JavaScript Minifier & Beautifier
Private by design — runs entirely in your browser
Minify or beautify JavaScript in your browser. Toova compresses JS for production or expands minified bundles into readable code, all without uploading your source to any server.
Production-grade minification
Minify mode removes comments, collapses whitespace, and shortens common patterns to produce a compact bundle. The output is semantically equivalent to the input — every function call, every side effect, every export survives. Useful for one-off snippets that do not pass through a build pipeline, or for shrinking inline scripts in HTML pages before deploying.
Beautify minified code
When you need to audit a minified library, debug an obfuscated script, or read the compiled output of a framework, beautify mode is what you want. Toova takes a single-line minified bundle and expands it into properly indented code with newlines between statements, sensible spacing around operators, and clear block boundaries. It does not deobfuscate — that is a separate problem — but it makes the code legible enough to read.
Local-only
All processing happens in your browser. The JavaScript you paste never leaves the page, which matters when the source is proprietary or contains secrets you would rather not share. The page works offline after first load and there are zero outbound requests during processing.
Frequently Asked Questions
- How much smaller is minified JavaScript?
- Typically 50-70% smaller before gzip, sometimes much more if the source had lots of whitespace and comments. After gzip the savings shrink to 20-30% because compression already removes redundant whitespace.
- Does beautify undo obfuscation?
- No.

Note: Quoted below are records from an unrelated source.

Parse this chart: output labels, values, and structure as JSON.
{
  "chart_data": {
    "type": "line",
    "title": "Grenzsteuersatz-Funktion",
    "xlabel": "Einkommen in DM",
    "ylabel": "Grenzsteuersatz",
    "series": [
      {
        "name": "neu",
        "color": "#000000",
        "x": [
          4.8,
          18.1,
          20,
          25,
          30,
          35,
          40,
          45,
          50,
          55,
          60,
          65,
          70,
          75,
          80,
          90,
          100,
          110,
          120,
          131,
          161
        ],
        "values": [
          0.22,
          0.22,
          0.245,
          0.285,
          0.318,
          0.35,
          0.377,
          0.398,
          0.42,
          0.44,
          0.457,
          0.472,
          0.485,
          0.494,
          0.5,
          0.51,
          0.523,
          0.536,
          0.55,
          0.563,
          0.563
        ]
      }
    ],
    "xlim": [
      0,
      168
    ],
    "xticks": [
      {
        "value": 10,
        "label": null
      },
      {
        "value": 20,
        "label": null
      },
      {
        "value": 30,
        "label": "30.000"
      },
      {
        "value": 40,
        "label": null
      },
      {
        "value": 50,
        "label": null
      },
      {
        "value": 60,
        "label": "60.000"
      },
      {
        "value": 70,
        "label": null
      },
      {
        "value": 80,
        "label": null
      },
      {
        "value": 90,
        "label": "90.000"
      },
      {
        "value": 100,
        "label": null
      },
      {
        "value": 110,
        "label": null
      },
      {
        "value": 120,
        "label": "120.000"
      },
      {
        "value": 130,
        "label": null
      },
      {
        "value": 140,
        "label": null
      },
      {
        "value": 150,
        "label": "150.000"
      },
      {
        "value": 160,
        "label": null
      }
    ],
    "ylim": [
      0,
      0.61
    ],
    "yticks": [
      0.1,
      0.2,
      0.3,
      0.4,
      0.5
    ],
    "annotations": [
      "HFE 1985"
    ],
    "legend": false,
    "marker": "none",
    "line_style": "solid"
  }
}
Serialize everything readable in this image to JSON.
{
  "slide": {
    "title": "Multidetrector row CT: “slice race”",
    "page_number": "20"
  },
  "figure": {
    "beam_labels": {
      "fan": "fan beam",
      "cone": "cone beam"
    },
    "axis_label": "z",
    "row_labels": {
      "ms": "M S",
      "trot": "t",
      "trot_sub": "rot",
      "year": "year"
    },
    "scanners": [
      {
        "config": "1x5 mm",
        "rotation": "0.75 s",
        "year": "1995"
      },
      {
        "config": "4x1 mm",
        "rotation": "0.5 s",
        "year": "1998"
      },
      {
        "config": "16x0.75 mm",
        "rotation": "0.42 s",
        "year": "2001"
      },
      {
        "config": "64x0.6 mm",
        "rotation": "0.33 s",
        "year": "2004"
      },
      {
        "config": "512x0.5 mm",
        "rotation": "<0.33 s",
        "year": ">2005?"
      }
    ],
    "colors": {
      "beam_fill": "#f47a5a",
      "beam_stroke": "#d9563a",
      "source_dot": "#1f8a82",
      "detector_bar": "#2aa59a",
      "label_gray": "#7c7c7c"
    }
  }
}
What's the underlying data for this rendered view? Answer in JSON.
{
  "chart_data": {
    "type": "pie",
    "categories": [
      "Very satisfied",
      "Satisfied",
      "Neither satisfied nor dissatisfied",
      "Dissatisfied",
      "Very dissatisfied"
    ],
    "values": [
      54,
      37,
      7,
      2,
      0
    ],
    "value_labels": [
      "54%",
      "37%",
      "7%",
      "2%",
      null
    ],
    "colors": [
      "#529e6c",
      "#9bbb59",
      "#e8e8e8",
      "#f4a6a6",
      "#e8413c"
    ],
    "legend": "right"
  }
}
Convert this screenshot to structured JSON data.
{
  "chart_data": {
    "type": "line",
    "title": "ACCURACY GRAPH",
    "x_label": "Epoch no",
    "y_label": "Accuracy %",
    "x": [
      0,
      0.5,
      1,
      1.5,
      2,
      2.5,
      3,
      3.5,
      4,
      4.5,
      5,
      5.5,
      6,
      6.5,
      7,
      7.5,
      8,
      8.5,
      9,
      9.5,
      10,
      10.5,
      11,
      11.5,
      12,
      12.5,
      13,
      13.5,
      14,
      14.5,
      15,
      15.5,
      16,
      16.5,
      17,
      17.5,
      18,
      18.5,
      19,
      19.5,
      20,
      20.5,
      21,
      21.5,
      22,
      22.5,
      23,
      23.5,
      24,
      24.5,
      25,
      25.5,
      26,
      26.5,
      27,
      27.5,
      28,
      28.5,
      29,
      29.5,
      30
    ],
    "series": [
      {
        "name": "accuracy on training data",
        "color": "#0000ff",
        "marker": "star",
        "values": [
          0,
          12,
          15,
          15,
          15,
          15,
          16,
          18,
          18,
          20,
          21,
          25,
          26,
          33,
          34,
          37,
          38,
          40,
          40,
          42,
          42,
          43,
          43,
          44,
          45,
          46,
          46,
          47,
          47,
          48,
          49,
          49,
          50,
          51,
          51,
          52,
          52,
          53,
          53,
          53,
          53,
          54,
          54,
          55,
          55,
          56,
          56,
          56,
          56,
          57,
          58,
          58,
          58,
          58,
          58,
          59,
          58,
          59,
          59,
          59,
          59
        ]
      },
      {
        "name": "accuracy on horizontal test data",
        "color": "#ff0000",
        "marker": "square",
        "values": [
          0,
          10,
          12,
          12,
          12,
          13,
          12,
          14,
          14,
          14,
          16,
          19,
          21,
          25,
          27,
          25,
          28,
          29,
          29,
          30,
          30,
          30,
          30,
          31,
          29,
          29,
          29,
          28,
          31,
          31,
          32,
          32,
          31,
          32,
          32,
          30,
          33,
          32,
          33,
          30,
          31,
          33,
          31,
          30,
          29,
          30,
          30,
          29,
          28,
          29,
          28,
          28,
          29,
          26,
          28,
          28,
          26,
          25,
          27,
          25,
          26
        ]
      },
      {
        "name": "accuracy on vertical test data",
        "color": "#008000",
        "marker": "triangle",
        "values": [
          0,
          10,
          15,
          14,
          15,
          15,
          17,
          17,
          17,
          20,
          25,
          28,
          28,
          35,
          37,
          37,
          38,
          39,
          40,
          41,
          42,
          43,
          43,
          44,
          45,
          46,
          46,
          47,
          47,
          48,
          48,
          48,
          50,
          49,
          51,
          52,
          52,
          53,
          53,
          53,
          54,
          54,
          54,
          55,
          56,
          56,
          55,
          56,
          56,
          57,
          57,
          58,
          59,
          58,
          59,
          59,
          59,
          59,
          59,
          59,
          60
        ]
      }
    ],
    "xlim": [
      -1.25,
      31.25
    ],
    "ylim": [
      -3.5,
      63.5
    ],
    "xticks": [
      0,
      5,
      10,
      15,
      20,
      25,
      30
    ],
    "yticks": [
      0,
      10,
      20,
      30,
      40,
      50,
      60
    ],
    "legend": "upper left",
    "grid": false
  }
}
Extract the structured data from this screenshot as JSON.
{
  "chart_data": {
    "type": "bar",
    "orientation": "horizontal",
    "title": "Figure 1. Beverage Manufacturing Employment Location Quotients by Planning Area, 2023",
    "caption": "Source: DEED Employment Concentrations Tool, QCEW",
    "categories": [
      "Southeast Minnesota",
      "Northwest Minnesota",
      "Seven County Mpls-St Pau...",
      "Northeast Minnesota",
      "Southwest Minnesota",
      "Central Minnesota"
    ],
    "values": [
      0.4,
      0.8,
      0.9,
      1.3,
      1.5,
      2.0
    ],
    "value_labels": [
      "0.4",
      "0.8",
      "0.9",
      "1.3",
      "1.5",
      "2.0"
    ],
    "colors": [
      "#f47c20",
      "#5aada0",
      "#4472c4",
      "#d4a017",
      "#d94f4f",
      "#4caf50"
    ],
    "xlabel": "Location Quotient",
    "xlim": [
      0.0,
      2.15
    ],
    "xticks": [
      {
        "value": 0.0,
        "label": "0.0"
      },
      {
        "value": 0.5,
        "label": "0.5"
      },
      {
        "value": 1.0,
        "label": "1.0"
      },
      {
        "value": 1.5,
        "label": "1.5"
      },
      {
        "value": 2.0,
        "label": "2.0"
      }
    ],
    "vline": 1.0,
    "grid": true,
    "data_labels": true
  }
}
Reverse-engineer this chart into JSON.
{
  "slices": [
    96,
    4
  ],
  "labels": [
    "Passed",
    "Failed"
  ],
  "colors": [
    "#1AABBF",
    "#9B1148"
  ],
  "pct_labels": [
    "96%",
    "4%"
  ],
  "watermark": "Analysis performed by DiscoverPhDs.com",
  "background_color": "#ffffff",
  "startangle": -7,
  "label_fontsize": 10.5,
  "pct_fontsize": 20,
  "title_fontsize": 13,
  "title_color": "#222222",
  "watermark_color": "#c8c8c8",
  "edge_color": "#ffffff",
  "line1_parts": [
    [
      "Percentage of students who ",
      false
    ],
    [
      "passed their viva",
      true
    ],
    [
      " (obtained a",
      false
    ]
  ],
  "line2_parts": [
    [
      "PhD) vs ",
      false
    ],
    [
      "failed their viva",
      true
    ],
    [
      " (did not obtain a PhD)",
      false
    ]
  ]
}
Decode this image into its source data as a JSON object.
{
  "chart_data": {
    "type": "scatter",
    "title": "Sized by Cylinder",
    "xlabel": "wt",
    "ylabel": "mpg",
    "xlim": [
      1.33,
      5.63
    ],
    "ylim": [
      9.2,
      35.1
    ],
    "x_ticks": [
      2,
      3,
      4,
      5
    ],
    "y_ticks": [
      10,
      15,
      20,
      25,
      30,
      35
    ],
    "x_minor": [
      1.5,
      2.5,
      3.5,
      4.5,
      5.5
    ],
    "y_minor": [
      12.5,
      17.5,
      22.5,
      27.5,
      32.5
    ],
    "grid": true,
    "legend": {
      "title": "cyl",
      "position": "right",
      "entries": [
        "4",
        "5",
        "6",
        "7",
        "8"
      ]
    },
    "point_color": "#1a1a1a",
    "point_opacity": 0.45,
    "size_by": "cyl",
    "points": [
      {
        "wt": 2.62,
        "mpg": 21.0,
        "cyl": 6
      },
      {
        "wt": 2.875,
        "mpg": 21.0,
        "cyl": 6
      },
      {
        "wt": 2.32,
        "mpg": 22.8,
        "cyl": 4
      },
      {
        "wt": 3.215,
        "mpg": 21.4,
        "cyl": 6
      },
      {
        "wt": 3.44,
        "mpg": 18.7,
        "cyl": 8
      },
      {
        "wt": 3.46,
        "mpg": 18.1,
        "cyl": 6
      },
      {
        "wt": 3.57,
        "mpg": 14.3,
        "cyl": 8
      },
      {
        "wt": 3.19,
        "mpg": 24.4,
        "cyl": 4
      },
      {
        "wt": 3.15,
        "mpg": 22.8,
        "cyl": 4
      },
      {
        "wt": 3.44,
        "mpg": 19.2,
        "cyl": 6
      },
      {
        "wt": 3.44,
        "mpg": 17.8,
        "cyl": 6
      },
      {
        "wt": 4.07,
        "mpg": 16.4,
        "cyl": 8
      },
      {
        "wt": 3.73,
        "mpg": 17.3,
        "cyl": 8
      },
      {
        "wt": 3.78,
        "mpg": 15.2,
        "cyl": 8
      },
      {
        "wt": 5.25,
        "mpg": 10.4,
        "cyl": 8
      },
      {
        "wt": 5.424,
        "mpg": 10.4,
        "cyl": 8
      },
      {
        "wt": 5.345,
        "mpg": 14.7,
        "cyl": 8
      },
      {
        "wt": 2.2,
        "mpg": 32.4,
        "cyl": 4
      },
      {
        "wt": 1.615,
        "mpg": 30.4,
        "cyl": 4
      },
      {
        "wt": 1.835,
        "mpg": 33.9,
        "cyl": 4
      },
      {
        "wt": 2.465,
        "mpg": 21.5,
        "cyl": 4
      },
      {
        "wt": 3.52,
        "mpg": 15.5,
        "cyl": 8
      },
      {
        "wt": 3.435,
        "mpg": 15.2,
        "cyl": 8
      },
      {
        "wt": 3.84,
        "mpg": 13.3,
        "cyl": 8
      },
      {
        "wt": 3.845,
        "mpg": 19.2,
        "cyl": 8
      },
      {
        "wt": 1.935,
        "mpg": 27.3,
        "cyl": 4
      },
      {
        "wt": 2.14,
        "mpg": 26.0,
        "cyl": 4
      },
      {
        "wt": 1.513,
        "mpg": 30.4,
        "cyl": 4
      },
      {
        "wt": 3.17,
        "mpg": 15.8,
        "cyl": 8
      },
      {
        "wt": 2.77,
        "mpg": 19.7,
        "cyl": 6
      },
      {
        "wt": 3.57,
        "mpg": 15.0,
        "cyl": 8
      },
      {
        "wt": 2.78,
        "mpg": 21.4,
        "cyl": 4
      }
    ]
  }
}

Beautify reformats the code so it is readable, but it does not rename variables back to meaningful identifiers or restore stripped function names. Obfuscation is one-way by design — beautify only fixes formatting.
- Will minification break my JavaScript?
- Not if the input is syntactically valid. The minifier preserves all semantics — every function call and side effect runs in the same order. If you rely on Function.name or specific stack traces, those may change.
- Does it support modern JavaScript?
- Yes. Arrow functions, async/await, destructuring, optional chaining, and other modern syntax are all handled correctly. The output stays in the same syntax level as the input — no transpilation happens.
- Is my code sent to a server?
- No. Processing happens entirely in your browser. Nothing is uploaded or logged.